The earlier sickout by Dayton school bus drivers was carried out without the sanction of Ohio Association of Public School Employees (OAPSE) Local 627. Over half of the school bus drivers in Dayton staged an initial sickout November 13. According to testimony given to the State Employment Relations Board (SERB), 79 out of 141 bus drivers called in sick on Friday, November 13 and 47 called in sick the following Monday.

The school district immediately responded by filing a complaint to the Montgomery County Common Pleas Court on November 13. Judge Timothy O’Connell sided with the district and ruled that the bus drivers were engaged in an “unlawful strike.” He also issued a restraining order, “enjoining the defendants from continuing to strike.”

Based on O’Connell’s ruling bus drivers that went on strike would not receive pay or benefits for the time they called off.

Dayton, a former center of the General Motors empire, has been devastated by plant closures and deindustrialization like many former manufacturing centers in Ohio. City schools have been decimated by cuts and the city has experienced high levels of opioid addiction.

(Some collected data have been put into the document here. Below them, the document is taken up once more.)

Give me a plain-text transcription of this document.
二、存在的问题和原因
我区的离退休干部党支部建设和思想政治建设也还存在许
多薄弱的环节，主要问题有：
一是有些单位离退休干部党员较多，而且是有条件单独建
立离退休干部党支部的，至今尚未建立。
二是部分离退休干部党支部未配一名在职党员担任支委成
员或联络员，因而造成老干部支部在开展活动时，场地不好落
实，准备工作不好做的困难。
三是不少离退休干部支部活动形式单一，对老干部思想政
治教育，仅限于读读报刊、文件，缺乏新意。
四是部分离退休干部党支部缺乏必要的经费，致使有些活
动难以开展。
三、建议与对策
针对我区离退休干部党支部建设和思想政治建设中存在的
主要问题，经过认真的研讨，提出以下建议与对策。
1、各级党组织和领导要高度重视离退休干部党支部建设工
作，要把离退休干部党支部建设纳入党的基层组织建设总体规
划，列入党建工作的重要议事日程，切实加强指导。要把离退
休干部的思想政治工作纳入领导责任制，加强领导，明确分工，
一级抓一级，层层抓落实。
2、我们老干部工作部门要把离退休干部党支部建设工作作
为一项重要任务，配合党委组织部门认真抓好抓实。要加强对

In October bus drivers had rejected a tentative agreement between the OAPSE and the school district, but the union and district agreed that the bus drivers should continue to work under the expired contract until a new contract was reached.

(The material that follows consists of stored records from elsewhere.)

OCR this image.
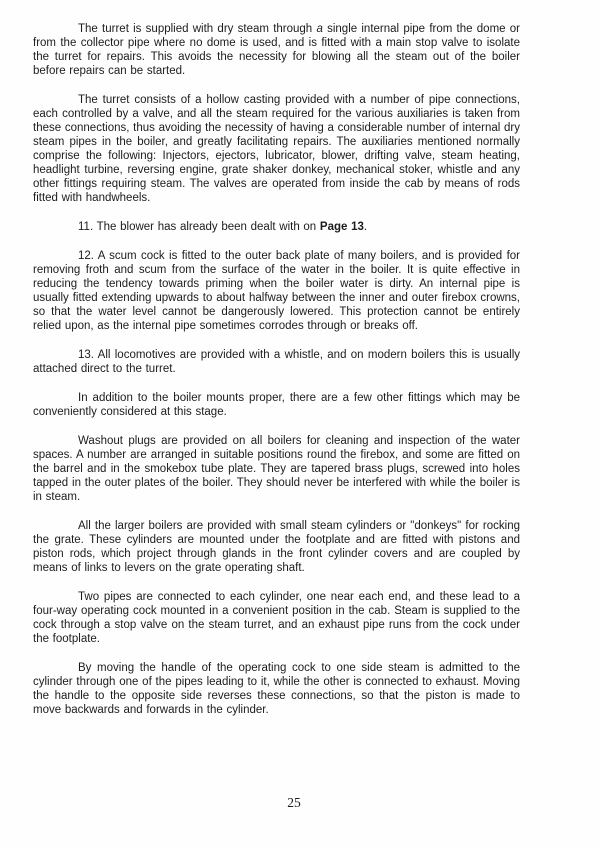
The turret is supplied with dry steam through a single internal pipe from the dome or from the collector pipe where no dome is used, and is fitted with a main stop valve to isolate the turret for repairs. This avoids the necessity for blowing all the steam out of the boiler before repairs can be started.

The turret consists of a hollow casting provided with a number of pipe connections, each controlled by a valve, and all the steam required for the various auxiliaries is taken from these connections, thus avoiding the necessity of having a considerable number of internal dry steam pipes in the boiler, and greatly facilitating repairs. The auxiliaries mentioned normally comprise the following: Injectors, ejectors, lubricator, blower, drifting valve, steam heating, headlight turbine, reversing engine, grate shaker donkey, mechanical stoker, whistle and any other fittings requiring steam. The valves are operated from inside the cab by means of rods fitted with handwheels.

11. The blower has already been dealt with on Page 13.

12. A scum cock is fitted to the outer back plate of many boilers, and is provided for removing froth and scum from the surface of the water in the boiler. It is quite effective in reducing the tendency towards priming when the boiler water is dirty. An internal pipe is usually fitted extending upwards to about halfway between the inner and outer firebox crowns, so that the water level cannot be dangerously lowered. This protection cannot be entirely relied upon, as the internal pipe sometimes corrodes through or breaks off.

13. All locomotives are provided with a whistle, and on modern boilers this is usually attached direct to the turret.

In addition to the boiler mounts proper, there are a few other fittings which may be conveniently considered at this stage.

Washout plugs are provided on all boilers for cleaning and inspection of the water spaces. A number are arranged in suitable positions round the firebox, and some are fitted on the barrel and in the smokebox tube plate. They are tapered brass plugs, screwed into holes tapped in the outer plates of the boiler. They should never be interfered with while the boiler is in steam.

All the larger boilers are provided with small steam cylinders or "donkeys" for rocking the grate. These cylinders are mounted under the footplate and are fitted with pistons and piston rods, which project through glands in the front cylinder covers and are coupled by means of links to levers on the grate operating shaft.

Two pipes are connected to each cylinder, one near each end, and these lead to a four-way operating cock mounted in a convenient position in the cab. Steam is supplied to the cock through a stop valve on the steam turret, and an exhaust pipe runs from the cock under the footplate.

By moving the handle of the operating cock to one side steam is admitted to the cylinder through one of the pipes leading to it, while the other is connected to exhaust. Moving the handle to the opposite side reverses these connections, so that the piston is made to move backwards and forwards in the cylinder.

25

A regional director for OAPSE, Jim Gollings, told the SERB that the sickout was held without the knowledge of the union leadership.

One affidavit from a bus driver also confirms that workers did not want the OAPSE to be aware of the plans to strike. According the driver she was approached by her coworkers and invited to attend a secret meeting before the strike, and told “not to let the union know” about the meeting.

The fact that school bus drivers concealed from OAPSE their plans for a sickout demonstrates the concern by drivers that the union would oppose the action and seek to prevent it. The bus drivers concerns were confirmed, on November 15, with Gollings informing the bus drivers of the court ruling and demanding that they go to work unless they were sick.

Other education related unions have responded to the ongoing pandemic and threats of austerity by seeking to avert strikes or shutting them down when they do emerge. On November 15, the Streetsboro Education Association and the Streetsboro School Support Personnel Association—which negotiate contacts for teachers and support staff in Streetsboro, Ohio—rescinded a 10-day strike notice, announcing a contract vote set for after Thanksgiving.

The frantic attempts by the union, courts and school districts to block strike action is tacit recognition that any strike of school employees could snowball out of control and spark a broader movement in opposition to low pay and deadly working conditions. In order to carry their struggles forward educators and other school employees must break from the union apparatus—which seek to keep them isolated—and turn out to workers at other schools and throughout their communities to organize broad resistance to unsafe conditions. As part of this fight, school employees should join the Educators Rank-and-File Safety Committee.